Rather than the increasing pressure of global warming affecting marine temperatures or the risk of acidification from carbon dioxide absorption by the ocean, a new study has uncovered a hitherto unknown impact on the reef’s health: groundwater.
The study by Southern Cross University, Gothenburg University (in Sweden), the Australian Institute of Marine Science (AIMS) and CSIRO, found unusually high proportions of nutrients in the Reef between Rockhampton and Cairns, originating via groundwater discharge.
When it comes to nutrients in aquatic and marine ecosystems, it is possible to have too much of a good thing.

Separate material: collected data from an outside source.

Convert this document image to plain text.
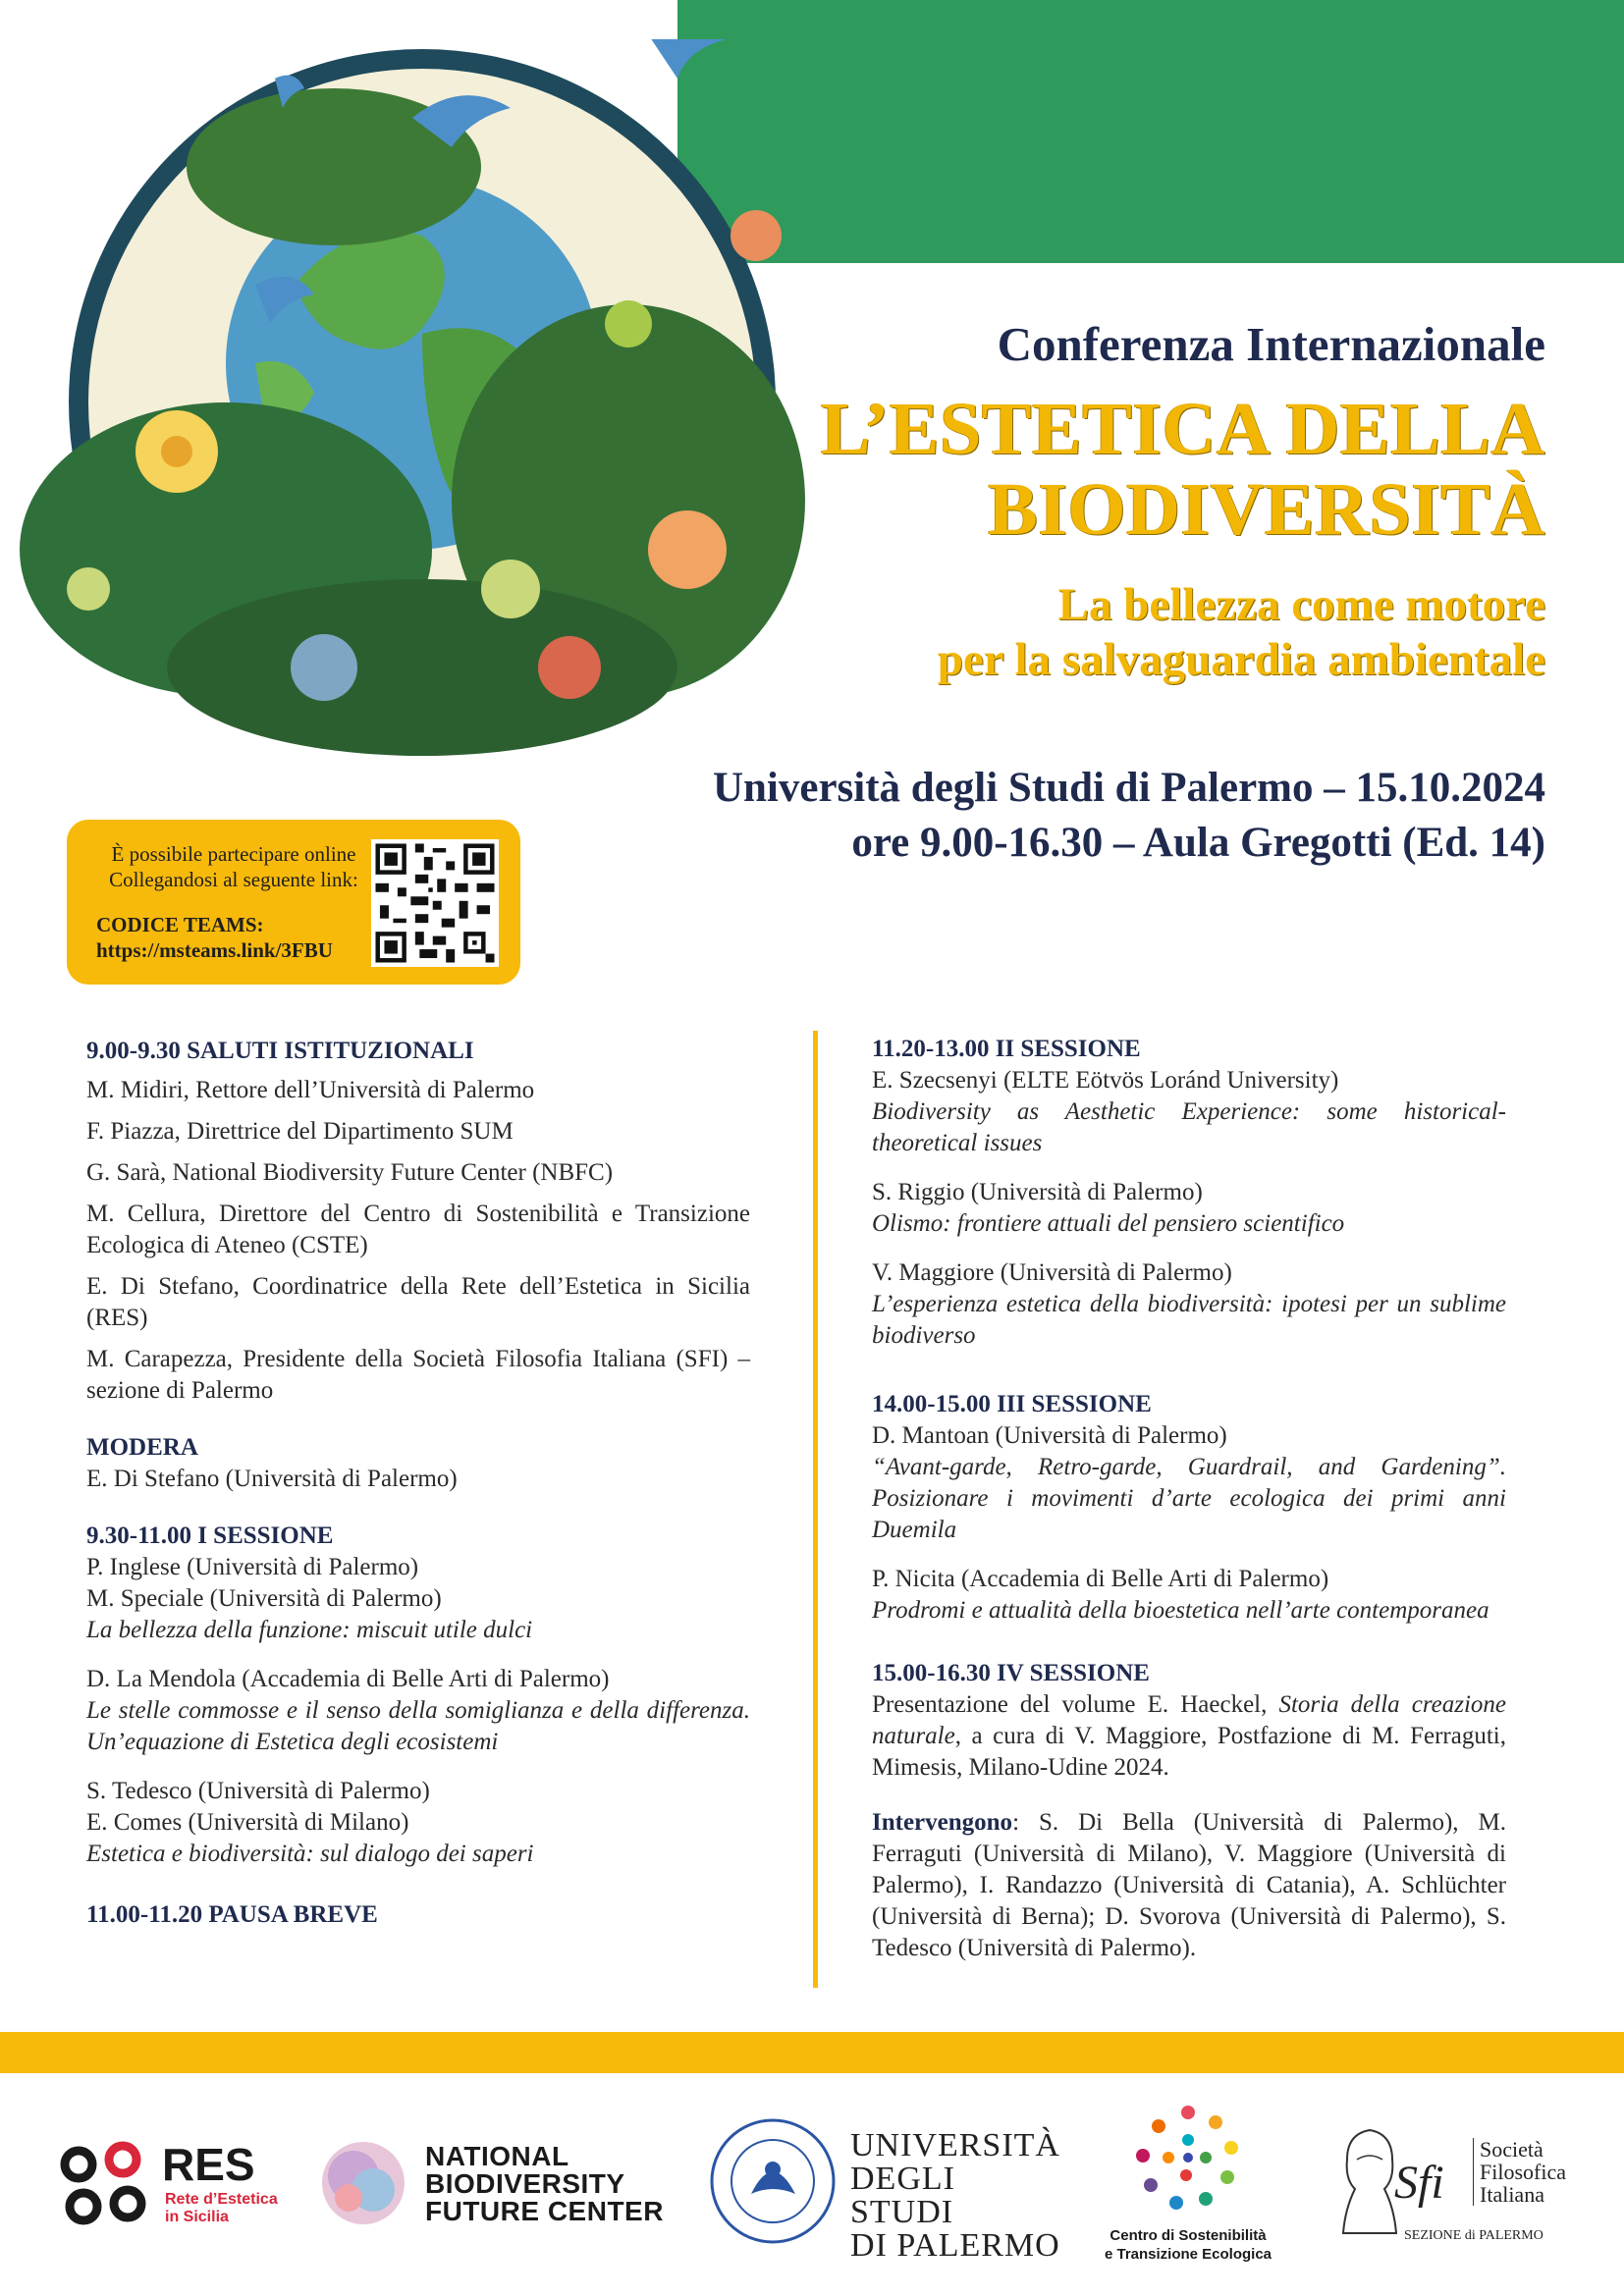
Conferenza Internazionale
L’ESTETICA DELLA
BIODIVERSITÀ
La bellezza come motore
per la salvaguardia ambientale
Università degli Studi di Palermo – 15.10.2024
ore 9.00-16.30 – Aula Gregotti (Ed. 14)
È possibile partecipare online
Collegandosi al seguente link:
CODICE TEAMS:
https://msteams.link/3FBU
9.00-9.30 SALUTI ISTITUZIONALI

M. Midiri, Rettore dell’Università di Palermo

F. Piazza, Direttrice del Dipartimento SUM

G. Sarà, National Biodiversity Future Center (NBFC)

M. Cellura, Direttore del Centro di Sostenibilità e Transizione Ecologica di Ateneo (CSTE)

E. Di Stefano, Coordinatrice della Rete dell’Estetica in Sicilia (RES)

M. Carapezza, Presidente della Società Filosofia Italiana (SFI) – sezione di Palermo

MODERA
E. Di Stefano (Università di Palermo)
9.30-11.00 I SESSIONE
P. Inglese (Università di Palermo)
M. Speciale (Università di Palermo)

La bellezza della funzione: miscuit utile dulci

D. La Mendola (Accademia di Belle Arti di Palermo)

Le stelle commosse e il senso della somiglianza e della differenza. Un’equazione di Estetica degli ecosistemi

S. Tedesco (Università di Palermo)
E. Comes (Università di Milano)

Estetica e biodiversità: sul dialogo dei saperi

11.00-11.20 PAUSA BREVE
11.20-13.00 II SESSIONE
E. Szecsenyi (ELTE Eötvös Loránd University)

Biodiversity as Aesthetic Experience: some historical-theoretical issues

S. Riggio (Università di Palermo)

Olismo: frontiere attuali del pensiero scientifico

V. Maggiore (Università di Palermo)

L’esperienza estetica della biodiversità: ipotesi per un sublime biodiverso

14.00-15.00 III SESSIONE
D. Mantoan (Università di Palermo)

“Avant-garde, Retro-garde, Guardrail, and Gardening”. Posizionare i movimenti d’arte ecologica dei primi anni Duemila

P. Nicita (Accademia di Belle Arti di Palermo)

Prodromi e attualità della bioestetica nell’arte contemporanea

15.00-16.30 IV SESSIONE

Presentazione del volume E. Haeckel, Storia della creazione naturale, a cura di V. Maggiore, Postfazione di M. Ferraguti, Mimesis, Milano-Udine 2024.

Intervengono: S. Di Bella (Università di Palermo), M. Ferraguti (Università di Milano), V. Maggiore (Università di Palermo), I. Randazzo (Università di Catania), A. Schlüchter (Università di Berna); D. Svorova (Università di Palermo), S. Tedesco (Università di Palermo).

RES
Rete d’Estetica
in Sicilia
NATIONAL
BIODIVERSITY
FUTURE CENTER
UNIVERSITÀ
DEGLI STUDI
DI PALERMO	Centro di Sostenibilità
e Transizione Ecologica
Sfi
Società
Filosofica
Italiana
SEZIONE di PALERMO
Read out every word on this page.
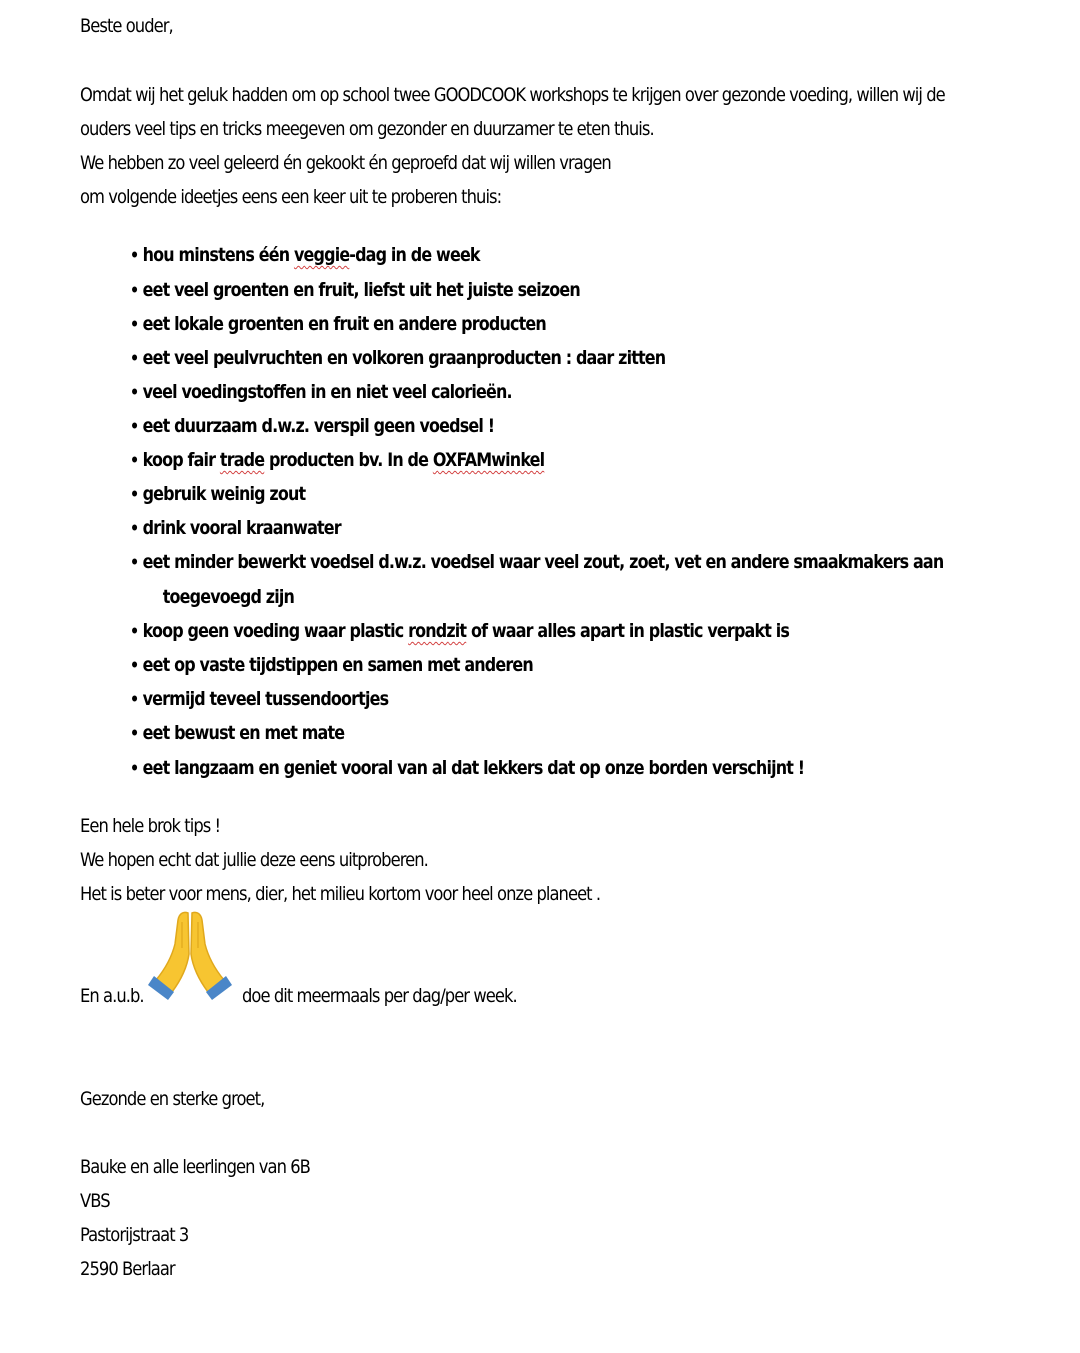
Beste ouder,
Omdat wij het geluk hadden om op school twee GOODCOOK workshops te krijgen over gezonde voeding, willen wij de
ouders veel tips en tricks meegeven om gezonder en duurzamer te eten thuis.
We hebben zo veel geleerd én gekookt én geproefd dat wij willen vragen
om volgende ideetjes eens een keer uit te proberen thuis:
• hou minstens één veggie-dag in de week
• eet veel groenten en fruit, liefst uit het juiste seizoen
• eet lokale groenten en fruit en andere producten
• eet veel peulvruchten en volkoren graanproducten : daar zitten
• veel voedingstoffen in en niet veel calorieën.
• eet duurzaam d.w.z. verspil geen voedsel !
• koop fair trade producten bv. In de OXFAMwinkel
• gebruik weinig zout
• drink vooral kraanwater
• eet minder bewerkt voedsel d.w.z. voedsel waar veel zout, zoet, vet en andere smaakmakers aan
toegevoegd zijn
• koop geen voeding waar plastic rondzit of waar alles apart in plastic verpakt is
• eet op vaste tijdstippen en samen met anderen
• vermijd teveel tussendoortjes
• eet bewust en met mate
• eet langzaam en geniet vooral van al dat lekkers dat op onze borden verschijnt !
Een hele brok tips !
We hopen echt dat jullie deze eens uitproberen.
Het is beter voor mens, dier, het milieu kortom voor heel onze planeet .
En a.u.b.	doe dit meermaals per dag/per week.
Gezonde en sterke groet,
Bauke en alle leerlingen van 6B
VBS
Pastorijstraat 3
2590 Berlaar
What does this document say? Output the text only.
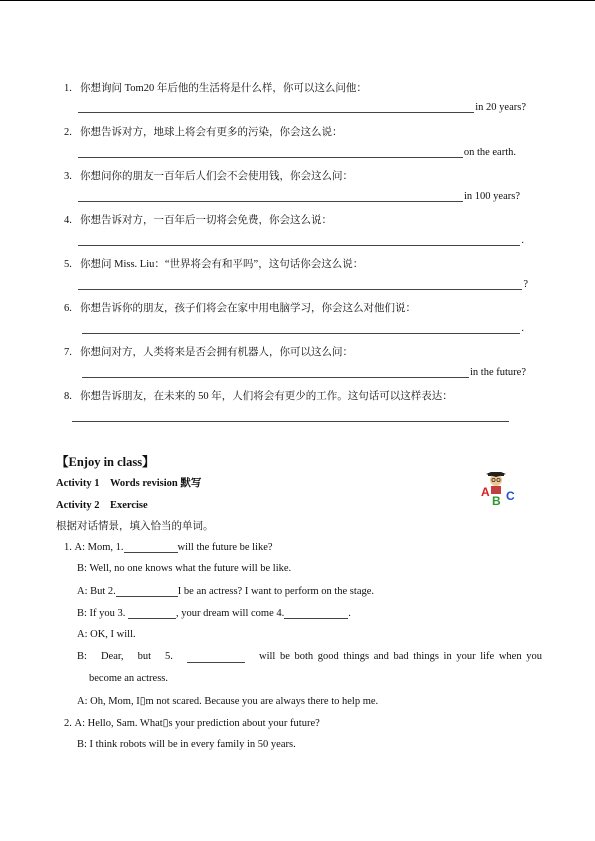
1. 你想询问 Tom20 年后他的生活将是什么样，你可以这么问他：
in 20 years?
2. 你想告诉对方，地球上将会有更多的污染，你会这么说：
on the earth.
3. 你想问你的朋友一百年后人们会不会使用钱，你会这么问：
in 100 years?
4. 你想告诉对方，一百年后一切将会免费，你会这么说：
.
5. 你想问 Miss. Liu：“世界将会有和平吗”，这句话你会这么说：
?
6. 你想告诉你的朋友，孩子们将会在家中用电脑学习，你会这么对他们说：
.
7. 你想问对方，人类将来是否会拥有机器人，你可以这么问：
in the future?
8. 你想告诉朋友，在未来的 50 年，人们将会有更少的工作。这句话可以这样表达：
【Enjoy in class】
Activity 1　Words revision 默写
Activity 2　Exercise
根据对话情景，填入恰当的单词。
A
B C
1. A: Mom, 1.	will the future be like?
B: Well, no one knows what the future will be like.
A: But 2.	I be an actress? I want to perform on the stage.
B: If you 3.	, your dream will come 4.	.
A: OK, I will.
B: Dear, but 5.	will be both good things and bad things in your life when you
become an actress.
A: Oh, Mom, I▯m not scared. Because you are always there to help me.
2. A: Hello, Sam. What▯s your prediction about your future?
B: I think robots will be in every family in 50 years.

Rather than simply providing conditions for growth and a functional ecosystem, excessive amounts of elements like nitrogen and phosphorous can lead to negative environmental outcomes, such as algal blooms, eutrophication (excessive algal growth) and promote growth of crown-of-thorns starfish, a deadly predator of juvenile corals. When excess nutrients are released into marine ecosystems, they have a polluting effect.
“It’s something that is a growing problem on the reef, too much nutrient, so it is something that needs to be managed,” says Dr Douglas Tait, a senior researcher at Southern Cross University who led the study published in Environmental Science & Technology.
Tait and his colleagues used radium isotope tracing to monitor nutrient proportions along the Great Barrier Reef. Radium occurs naturally in sediments and makes a good foundation for building a model to track flows of nutrients into the Reef via groundwater discharge.
Using an AIMS research vessel, the study team conducted radium transects up to 120km offshore, then modelled the data alongside measurements of river and groundwater flows.
Their model suggested twice as much nitrogen comes into the reef via groundwater discharge than river flows. This poses a problem because, to date, attempts to manage nutrient runoff has been focussed on river runoff, not groundwater.
Managing nutrients from sources like fertilisers in agriculture has been an ongoing priority for industry for many years, but groundwater systems can store these pollutants for decades. “It’s a sort of hidden problem, behind the scenes,” says Tait.
Ongoing monitoring of historic and present-day flows is something Tait has spent years researching.
“Much like we’re tracking this plume of nutrient-rich groundwater starting from the 1960s, which was about the same time as widespread use of herbicides, pesticides and industrial chemicals in urban environments and we really need to be focussing on where and when those types of contaminants are coming out as well,” Tait says.
“Heavy metals, pharmaceuticals, there’s a whole range of colours that groundwater can carry to the coast.
“What we’re experiencing now is just an indication of what’s coming out, we just really need more information on what might be coming out in the future.”